Thursday, December 20, 2012

Advent 2012 : Day 19




O Clavis David


Christ is the Key

that opens every door:

that unlocks bound-up heaven

that unlocks bound-up hell;

that overturns our fear with love

our enmity with friendship

our boastful pride with quiet modesty

our riches with emptiness

our emptiness with riches.

Christ is the Key

that opens every door:

that unlocks bound-up earth

that unlocks bound-up heaven;

that overturns our rule with grace

our wounds with healing balm

our brokenness with noble company

our dignity with troubled minds

our troubled minds with dignity.

Christ is the Key.


By the time John comes to write his Gospel, at the end of his long life, he has come to understand that Jesus is the Word of God made flesh. Later still, the Church comes to articulate the Doctrine of the Trinity. I believe that it was the Holy Spirit that led them to these points. But I also believe that it is anachronistic to think that Mary understood Gabriel’s message (Luke 1:26-38), that her son would be known as the Son of the Most High and the Son of God, to mean that she would give birth to the Second Person of the Trinity. This description – without any claim to divinity – was ascribed to king David; and Mary would have understood the angel’s message as God’s intent to restore David’s kingdom.

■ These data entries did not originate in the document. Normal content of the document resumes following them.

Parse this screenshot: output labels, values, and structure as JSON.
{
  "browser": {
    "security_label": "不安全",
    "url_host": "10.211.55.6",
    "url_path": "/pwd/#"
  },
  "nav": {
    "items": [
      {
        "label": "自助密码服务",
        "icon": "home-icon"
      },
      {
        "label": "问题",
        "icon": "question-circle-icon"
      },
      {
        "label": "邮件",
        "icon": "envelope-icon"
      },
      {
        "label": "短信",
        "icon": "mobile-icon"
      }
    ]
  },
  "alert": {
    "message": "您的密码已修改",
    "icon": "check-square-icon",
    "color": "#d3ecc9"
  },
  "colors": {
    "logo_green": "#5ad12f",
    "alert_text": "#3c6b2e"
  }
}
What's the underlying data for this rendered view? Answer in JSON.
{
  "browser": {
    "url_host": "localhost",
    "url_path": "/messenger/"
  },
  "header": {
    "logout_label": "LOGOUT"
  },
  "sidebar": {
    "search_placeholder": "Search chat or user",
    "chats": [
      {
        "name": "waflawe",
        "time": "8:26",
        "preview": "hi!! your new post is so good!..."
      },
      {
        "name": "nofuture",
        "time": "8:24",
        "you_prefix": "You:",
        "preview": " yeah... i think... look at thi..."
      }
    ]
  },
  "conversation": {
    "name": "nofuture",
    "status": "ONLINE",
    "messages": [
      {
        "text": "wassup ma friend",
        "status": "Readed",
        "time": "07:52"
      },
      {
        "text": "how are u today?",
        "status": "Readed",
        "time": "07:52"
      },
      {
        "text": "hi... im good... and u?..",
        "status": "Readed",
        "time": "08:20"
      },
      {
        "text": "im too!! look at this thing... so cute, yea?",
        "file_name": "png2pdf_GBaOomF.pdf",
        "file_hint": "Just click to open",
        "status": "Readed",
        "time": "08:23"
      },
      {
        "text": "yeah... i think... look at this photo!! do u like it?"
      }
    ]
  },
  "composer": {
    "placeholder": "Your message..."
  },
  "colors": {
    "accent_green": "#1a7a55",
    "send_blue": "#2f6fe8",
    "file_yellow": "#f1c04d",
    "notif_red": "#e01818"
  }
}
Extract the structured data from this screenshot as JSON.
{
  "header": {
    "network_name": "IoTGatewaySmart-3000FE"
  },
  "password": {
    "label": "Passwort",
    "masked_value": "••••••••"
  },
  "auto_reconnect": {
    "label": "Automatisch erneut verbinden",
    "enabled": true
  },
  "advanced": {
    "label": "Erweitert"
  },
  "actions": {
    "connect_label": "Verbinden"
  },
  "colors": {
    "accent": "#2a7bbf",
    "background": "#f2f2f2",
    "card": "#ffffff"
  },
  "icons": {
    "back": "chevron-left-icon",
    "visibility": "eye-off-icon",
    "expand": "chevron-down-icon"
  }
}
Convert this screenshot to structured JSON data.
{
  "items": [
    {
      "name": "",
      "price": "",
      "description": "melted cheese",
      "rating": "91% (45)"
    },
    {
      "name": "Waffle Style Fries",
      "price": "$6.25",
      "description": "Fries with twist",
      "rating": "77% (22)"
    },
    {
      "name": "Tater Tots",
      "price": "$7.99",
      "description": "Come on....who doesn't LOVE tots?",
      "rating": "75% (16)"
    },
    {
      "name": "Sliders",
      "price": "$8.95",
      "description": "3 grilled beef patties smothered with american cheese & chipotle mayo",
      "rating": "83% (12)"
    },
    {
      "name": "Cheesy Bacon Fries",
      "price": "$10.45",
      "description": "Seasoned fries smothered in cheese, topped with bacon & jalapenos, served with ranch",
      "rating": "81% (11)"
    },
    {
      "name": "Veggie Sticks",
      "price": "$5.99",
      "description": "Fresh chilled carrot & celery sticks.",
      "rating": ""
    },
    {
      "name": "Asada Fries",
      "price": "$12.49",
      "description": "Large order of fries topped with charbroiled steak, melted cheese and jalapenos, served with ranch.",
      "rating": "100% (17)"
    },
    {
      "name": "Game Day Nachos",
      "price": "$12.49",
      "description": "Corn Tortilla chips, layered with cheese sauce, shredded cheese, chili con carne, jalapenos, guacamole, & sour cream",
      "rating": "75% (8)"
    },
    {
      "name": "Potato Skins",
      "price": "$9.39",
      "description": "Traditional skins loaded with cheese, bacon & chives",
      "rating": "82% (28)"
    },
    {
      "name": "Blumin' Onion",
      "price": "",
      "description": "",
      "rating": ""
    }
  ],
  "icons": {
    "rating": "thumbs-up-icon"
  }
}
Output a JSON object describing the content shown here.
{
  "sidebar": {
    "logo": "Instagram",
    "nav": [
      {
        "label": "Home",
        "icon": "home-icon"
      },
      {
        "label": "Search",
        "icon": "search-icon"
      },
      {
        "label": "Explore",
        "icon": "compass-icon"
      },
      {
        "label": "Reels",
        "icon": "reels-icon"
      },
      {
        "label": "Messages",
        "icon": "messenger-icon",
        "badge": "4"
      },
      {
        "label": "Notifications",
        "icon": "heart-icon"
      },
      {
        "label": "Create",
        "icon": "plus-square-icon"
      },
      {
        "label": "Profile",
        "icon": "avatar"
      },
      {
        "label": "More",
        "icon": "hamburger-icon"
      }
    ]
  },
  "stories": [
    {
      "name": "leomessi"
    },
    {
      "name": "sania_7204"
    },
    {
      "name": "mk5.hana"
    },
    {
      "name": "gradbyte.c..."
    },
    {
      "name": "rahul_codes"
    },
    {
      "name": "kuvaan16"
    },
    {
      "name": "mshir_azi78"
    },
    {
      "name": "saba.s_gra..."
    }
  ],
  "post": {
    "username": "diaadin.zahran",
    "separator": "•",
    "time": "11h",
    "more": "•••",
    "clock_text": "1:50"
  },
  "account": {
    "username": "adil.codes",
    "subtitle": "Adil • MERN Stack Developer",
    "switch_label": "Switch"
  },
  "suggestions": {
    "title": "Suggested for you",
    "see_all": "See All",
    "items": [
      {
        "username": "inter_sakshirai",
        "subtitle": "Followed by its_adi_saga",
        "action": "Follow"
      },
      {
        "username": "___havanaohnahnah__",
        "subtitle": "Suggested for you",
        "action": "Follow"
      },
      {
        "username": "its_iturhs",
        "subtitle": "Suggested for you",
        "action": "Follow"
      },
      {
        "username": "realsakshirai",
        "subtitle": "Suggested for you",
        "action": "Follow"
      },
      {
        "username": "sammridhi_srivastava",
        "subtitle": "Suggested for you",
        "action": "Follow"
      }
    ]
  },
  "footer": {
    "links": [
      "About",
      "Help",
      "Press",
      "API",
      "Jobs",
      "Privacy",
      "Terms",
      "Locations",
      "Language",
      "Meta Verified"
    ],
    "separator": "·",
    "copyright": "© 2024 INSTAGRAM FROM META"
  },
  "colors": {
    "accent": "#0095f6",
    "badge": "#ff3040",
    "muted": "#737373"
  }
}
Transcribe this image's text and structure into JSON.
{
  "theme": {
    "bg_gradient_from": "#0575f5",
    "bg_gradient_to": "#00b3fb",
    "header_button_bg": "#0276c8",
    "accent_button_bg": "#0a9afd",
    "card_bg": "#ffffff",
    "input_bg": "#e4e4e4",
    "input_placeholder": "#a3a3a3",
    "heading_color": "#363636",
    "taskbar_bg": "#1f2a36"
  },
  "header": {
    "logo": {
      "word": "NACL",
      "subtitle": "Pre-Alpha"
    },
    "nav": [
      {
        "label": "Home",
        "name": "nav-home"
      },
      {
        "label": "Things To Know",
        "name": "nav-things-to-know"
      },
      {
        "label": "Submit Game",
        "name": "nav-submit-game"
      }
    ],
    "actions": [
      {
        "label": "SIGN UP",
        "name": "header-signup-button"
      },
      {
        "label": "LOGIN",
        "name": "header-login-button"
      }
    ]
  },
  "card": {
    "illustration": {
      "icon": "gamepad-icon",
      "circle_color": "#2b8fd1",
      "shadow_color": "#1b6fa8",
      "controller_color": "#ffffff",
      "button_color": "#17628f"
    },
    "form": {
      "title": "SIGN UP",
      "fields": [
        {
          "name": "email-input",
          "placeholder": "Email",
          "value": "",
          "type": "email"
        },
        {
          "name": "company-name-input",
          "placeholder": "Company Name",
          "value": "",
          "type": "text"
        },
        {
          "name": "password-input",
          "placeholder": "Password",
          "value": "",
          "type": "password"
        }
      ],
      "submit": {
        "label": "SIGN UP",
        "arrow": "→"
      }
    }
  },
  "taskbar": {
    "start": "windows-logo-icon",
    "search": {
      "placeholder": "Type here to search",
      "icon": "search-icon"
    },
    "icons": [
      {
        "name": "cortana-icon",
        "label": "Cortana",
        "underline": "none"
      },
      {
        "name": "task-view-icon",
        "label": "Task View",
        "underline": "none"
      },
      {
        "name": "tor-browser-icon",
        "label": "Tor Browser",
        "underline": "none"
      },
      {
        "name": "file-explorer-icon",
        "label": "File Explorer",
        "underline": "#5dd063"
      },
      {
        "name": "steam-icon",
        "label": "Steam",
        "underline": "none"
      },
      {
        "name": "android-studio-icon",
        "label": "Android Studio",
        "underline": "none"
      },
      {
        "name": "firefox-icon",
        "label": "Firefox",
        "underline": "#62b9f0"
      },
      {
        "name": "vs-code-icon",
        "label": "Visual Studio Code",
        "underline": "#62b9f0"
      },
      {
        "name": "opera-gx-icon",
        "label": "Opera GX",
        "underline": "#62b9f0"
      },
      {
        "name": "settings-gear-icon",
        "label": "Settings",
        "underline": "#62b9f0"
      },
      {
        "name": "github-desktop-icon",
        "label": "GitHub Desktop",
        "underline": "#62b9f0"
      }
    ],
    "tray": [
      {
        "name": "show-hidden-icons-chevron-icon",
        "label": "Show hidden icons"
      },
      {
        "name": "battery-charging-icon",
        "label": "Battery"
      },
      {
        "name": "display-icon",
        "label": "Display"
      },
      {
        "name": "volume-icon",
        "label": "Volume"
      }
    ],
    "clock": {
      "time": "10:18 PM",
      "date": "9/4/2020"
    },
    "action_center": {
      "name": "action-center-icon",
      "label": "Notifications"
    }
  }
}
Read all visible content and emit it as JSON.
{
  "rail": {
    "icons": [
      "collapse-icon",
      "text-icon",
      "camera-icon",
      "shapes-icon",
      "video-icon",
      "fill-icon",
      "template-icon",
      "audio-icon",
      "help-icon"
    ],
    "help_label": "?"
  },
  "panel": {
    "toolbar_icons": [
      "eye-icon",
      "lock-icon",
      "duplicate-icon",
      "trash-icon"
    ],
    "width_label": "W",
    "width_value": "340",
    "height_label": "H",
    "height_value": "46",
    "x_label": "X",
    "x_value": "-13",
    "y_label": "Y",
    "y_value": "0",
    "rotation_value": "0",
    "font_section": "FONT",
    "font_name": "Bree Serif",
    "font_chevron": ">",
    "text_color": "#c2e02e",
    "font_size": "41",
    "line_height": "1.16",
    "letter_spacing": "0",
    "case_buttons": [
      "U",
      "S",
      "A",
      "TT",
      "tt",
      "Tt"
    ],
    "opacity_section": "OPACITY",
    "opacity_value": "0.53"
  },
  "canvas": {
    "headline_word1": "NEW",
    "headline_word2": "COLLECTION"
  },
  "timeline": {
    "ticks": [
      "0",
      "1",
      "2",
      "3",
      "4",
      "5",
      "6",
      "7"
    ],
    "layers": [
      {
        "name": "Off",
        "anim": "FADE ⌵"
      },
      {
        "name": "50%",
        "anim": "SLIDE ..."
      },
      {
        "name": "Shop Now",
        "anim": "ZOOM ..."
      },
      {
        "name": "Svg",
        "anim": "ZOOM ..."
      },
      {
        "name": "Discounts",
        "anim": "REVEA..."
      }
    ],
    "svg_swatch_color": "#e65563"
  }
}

This raises a problem for Mary: she is a virgin. Her question – How will this be? – ought not to be understood as a question of mechanics (how can I become pregnant? – news that a bride will become a mother is not unusual) but of significance: how can a virgin giving birth to a son signify the restoration of David’s kingdom, when the Scriptural precedent is that a virgin giving birth to a son signifies that the Davidic line of kings is soon to come to an end? (Isaiah 7 – and, indeed, the following several chapters – read far enough, and you’ll come across yesterday’s Root of Jesse. In the immediate, the northern kingdom of Israel was destroyed, while the southern kingdom of Judah was besieged but delivered: it was, however, to be the Beginning of the End.) (Here I am not denying the traditional Doctrine of the Virgin Birth, but rather denying the unscriptural belief that it signifies something unique, without precedent.)

Likewise, Gabriel’s response is not concerned with mechanics (how God will do this – Scripture is rarely if ever concerned with how God does things, which is why faith and science are not incompatible but complementary) but with significance: what previously symbolised God giving his people over into the hands of their enemies will be reversed because God’s presence is about to return to his people, and his protective presence will cover them. As in Isaiah’s time, the people are about to be destroyed. Yet in this moment of crisis, God will reverse the fortunes of the people, bringing down false rulers and raising up the humble (as Mary recognises in her song of praise, Luke 1:46-55).

So God is about to do something which will restore a Davidic king on David’s throne. And here is why it is important that we understand Son of God to refer to Son of (his father) David, and not jump straight to Second Person of the Trinity: David is king for many years before he takes up his throne; years spent hidden in a cave, while those broken by Saul’s mad reign are drawn to him and find themselves formed into a community of Mighty men and women. This is the significance, as in Advent we look to Christ’s return, to his taking his throne: that Mary’s son, the hidden king, receives the broken and confers upon them dignity and purpose, still.


O Clavis David

O Key of David and sceptre of the House of Israel;

you open and no one can shut

you shut and no one can open:

Come and lead the prisoners from the prison house,

those who dwell in darkness and the shadow of death.